In an interview with The Chronicle, SGA President Sean Geary, a junior political science major, stated the organization’s stand on the diversity issues on campus.
“We passed a resolution last year that condemned the racial incident that occurred in the freshman residence hall last year, and we still condemn any kind of intolerance,” Geary said.
The resolution, which was passed at the SGA meeting on April 11, 2007, not only condemns that specific incident, but it also looks down on all intolerance.
“We, the Student Government Association, further condemn any other actions, documented or undocumented that are discriminatory in nature in regards to race, ethnicity, disability, sexual orientation, or any other forms of hatred,” it states.
In order to further address the issue of diversity, the SGA voted at their Sept. 12 meeting to create a committee to work with student leaders of diversity organizations.

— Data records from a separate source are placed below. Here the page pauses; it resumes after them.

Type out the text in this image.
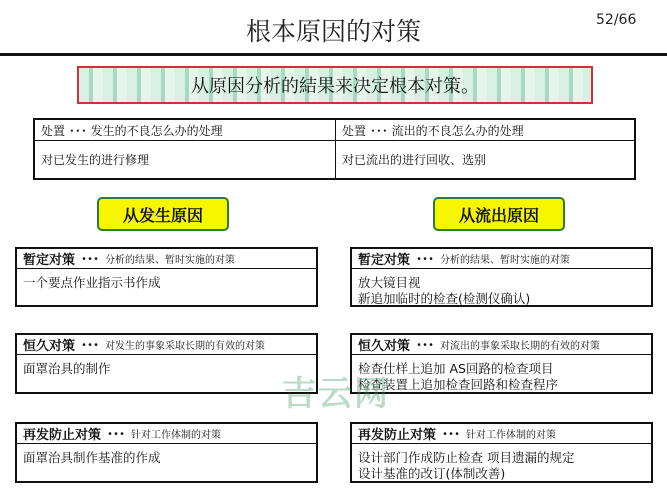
根本原因的对策	52/66
从原因分析的結果来决定根本对策。
处置 ･･･ 发生的不良怎么办的处理	处置 ･･･ 流出的不良怎么办的处理
对已发生的进行修理	对已流出的进行回收、选别
从发生原因	从流出原因
暂定对策 ･･･ 分析的结果、暂时实施的对策
一个要点作业指示书作成
恒久对策 ･･･ 对发生的事象采取长期的有效的对策
面罩治具的制作
再发防止对策 ･･･ 针对工作体制的对策
面罩治具制作基准的作成
暂定对策 ･･･ 分析的结果、暂时实施的对策
放大镜目视
新追加临时的检查(检测仪确认)
恒久对策 ･･･ 对流出的事象采取长期的有效的对策
检查仕样上追加 AS回路的检查项目
检查装置上追加检查回路和检查程序
再发防止对策 ･･･ 针对工作体制的对策
设计部门作成防止检查 项目遗漏的规定
设计基准的改订(体制改善)
吉云网
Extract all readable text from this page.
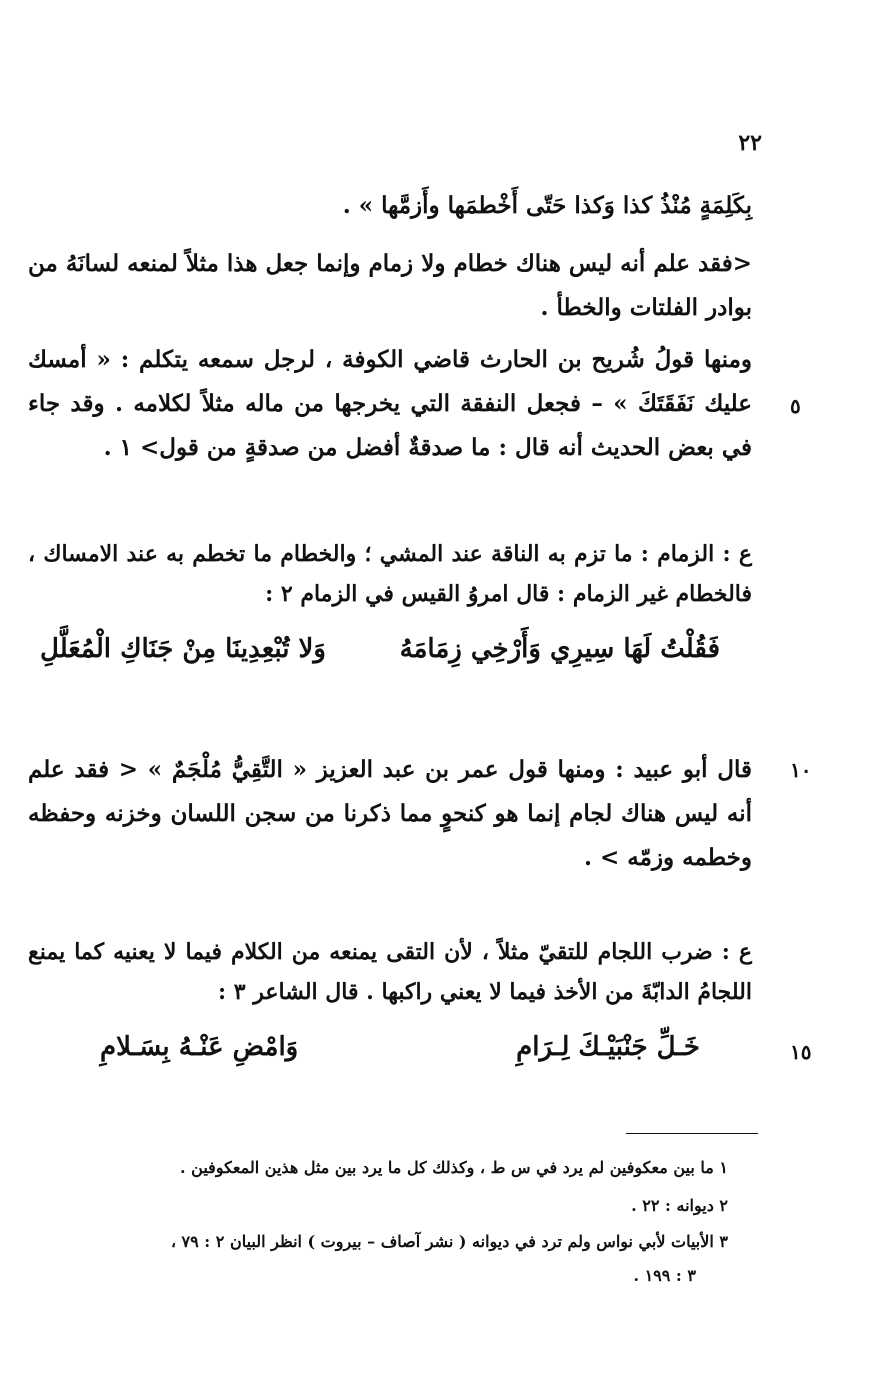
٢٢
بِكَلِمَةٍ مُنْذُ كذا وَكذا حَتّى أَخْطمَها وأَزمَّها » .
<فقد علم أنه ليس هناك خطام ولا زمام وإنما جعل هذا مثلاً لمنعه لسانَهُ من بوادر الفلتات والخطأ .
ومنها قولُ شُريح بن الحارث قاضي الكوفة ، لرجل سمعه يتكلم : « أمسك عليك نَفَقَتَكَ » – فجعل النفقة التي يخرجها من ماله مثلاً لكلامه . وقد جاء في بعض الحديث أنه قال : ما صدقةٌ أفضل من صدقةٍ من قول> ١ .
٥
ع : الزمام : ما تزم به الناقة عند المشي ؛ والخطام ما تخطم به عند الامساك ، فالخطام غير الزمام : قال امروُ القيس في الزمام ٢ :
فَقُلْتُ لَهَا سِيرِي وَأَرْخِي زِمَامَهُ
وَلا تُبْعِدِينَا مِنْ جَنَاكِ الْمُعَلَّلِ
قال أبو عبيد : ومنها قول عمر بن عبد العزيز « التَّقِيُّ مُلْجَمٌ » < فقد علم أنه ليس هناك لجام إنما هو كنحوٍ مما ذكرنا من سجن اللسان وخزنه وحفظه وخطمه وزمّه > .
١٠
ع : ضرب اللجام للتقيّ مثلاً ، لأن التقى يمنعه من الكلام فيما لا يعنيه كما يمنع اللجامُ الدابّةَ من الأخذ فيما لا يعني راكبها . قال الشاعر ٣ :
خَـلِّ جَنْبَيْـكَ لِـرَامِ
وَامْضِ عَنْـهُ بِسَـلامِ	١٥
١ ما بين معكوفين لم يرد في س ط ، وكذلك كل ما يرد بين مثل هذين المعكوفين .
٢ ديوانه : ٢٢ .
٣ الأبيات لأبي نواس ولم ترد في ديوانه ( نشر آصاف – بيروت ) انظر البيان ٢ : ٧٩ ،
٣ : ١٩٩ .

“We passed a motion to form an ad hoc committee, which basically pledges to have SGA members work with other diversity leaders on campus to address diversity issues and make students feel as welcome as possible,” Geary said.
According to Tom Fritz, a senior economics major who will be heading the committee, they will be working in conjunction with several other student organizations this semester to plan for the spring semester.
“It brings the leaders of the Student Government Association and diversity groups on campus to come up with major initiatives to deal with the issue of diversity on campus,” Fritz said. “The first semester will be a lot of discussions between the committee and our constituents, and then something will come out in the spring semester.”
The committee will be made up of about half student government representatives and half student diversity representatives, according to Fritz.
“The committee is made up of nine people: one chair, myself; four members of student government; and then four members from diversity groups on campus: SHADES [Students Helping & Advocating Diversity Education], ALANA [Mentoring program] and Student Diversity Board,” Fritz said.
Geary said that while addressing the recent incidents is a starting point, the SGA is not going to focus solely on the negative events.
Instead, they are going to focus on the issue of diversity throughout the campus.
“We’re not looking at this as an isolated incident; we’re looking at it in a broader sense,” he said. “We’re looking at the whole issue of diversity.”
Despite all of the controversy surrounding the topic of diversity lately, however, Geary does not believe that Quinnipiac students in general are intolerant.
“I think the campus is actually very tolerant,” he said. “It’s usually a matter of that small group that’s ruining it for everyone else, but generally we’re an accepting campus, and that’s what we should focus on.”
In general, Geary believes that diversity is a very important concern at Quinnipiac, and that students need to support one another in this issue.
“I think that this is a huge issue and we need to be a strong community here at QU,” Geary said. “That’s our goal: to make sure that everyone is represented and is comfortable, and loves being here and can be here safely.”